Car une autre constante existe depuis 2012, celle de la baisse ininterrompue des permis de construire et des mises en chantier : plus de 55 000 emplois perdus dans le bâtiment entre octobre 2013 et avril 2015 ; sur les 150 000 logements sociaux programmés en 2014, seulement 106 414 ont été réalisés ; un objectif de 500 000 logements par an, mais 350 600 mises en chantier sur un an à fin septembre 2015. Les derniers chiffres semblent indiquer une légère reprise ; il était important qu’elle arrive ; espérons qu’elle durera.

Permettez-moi de revenir rapidement sur quatre points de cette mission.

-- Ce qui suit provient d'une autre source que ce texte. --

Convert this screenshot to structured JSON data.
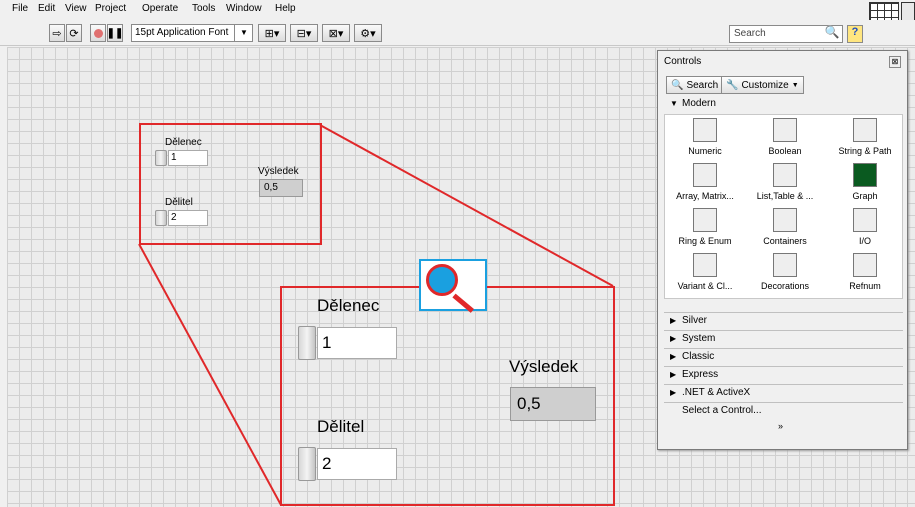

Premièrement, le vote en première lecture par l’Assemblée nationale du renforcement, à hauteur de 96,02 millions d’euros en autorisations d’engagement et en crédits de paiement, des crédits de l’hébergement d’urgence du programme 177 au titre de l’engagement de la France à accueillir 30 000 réfugiés, dont une partie pour l’hébergement d’urgence et l’autre – 26 millions d’euros – pour l’APL.

De son côté, le ministre de l’intérieur, Bernard Cazeneuve, a abondé les moyens alloués à l’immigration et à l’asile de 72,4 millions d’euros, dont une partie sera consacrée à l’aide aux communes pour l’hébergement et le logement des personnes réfugiées et l’autre à la prise en charge des demandeurs d’asile.

Madame la ministre, j’aimerais comprendre comment vont s’articuler les programmes 303 et 177 ? Entre hébergement d’urgence et hébergement de demandeurs d’asile, le tout avec des financements de chaque côté, on a beaucoup de mal à voir comment tout cela va évoluer. Quels sont ces 30 000 réfugiés appelés à être pris en compte dans le cadre des dispositifs d’hébergement de droit commun ? On comprend la nécessité d’un financement supplémentaire, mais combien de personnes peuvent être accueillies aujourd’hui dans de bonnes conditions dans le cadre de cet hébergement d’urgence de droit commun, déjà « embolisé » par l’accompagnement de déboutés du droit d’asile et de personnes en situation irrégulière ? On a beaucoup de mal à comprendre comment les deux cadres budgétaires vont pouvoir coexister et ce qui va se passer d’amont en aval du dispositif.

Deuxièmement, le financement pérenne de l’Agence nationale de l’habitat – sujet déjà évoqué lors de la discussion de l’article 14. On ne peut remplir les objectifs ambitieux de rénovation énergétique, en particulier ceux du parc privé, comme nous l’ont précisé les deux rapporteurs, si nous ne donnons pas à l’Agence, eu égard au nombre croissant de missions qui lui sont confiées, les moyens pérennes de son action.

Dans le débat sur le projet de loi relatif à la transition énergétique pour une croissance verte, j’avais proposé de créer un fonds de financement de l’ANAH. La question reste plus que jamais d’actualité. On a rappelé que le FART était bien pris en compte pour 2016, mais que se passera-t-il ensuite ?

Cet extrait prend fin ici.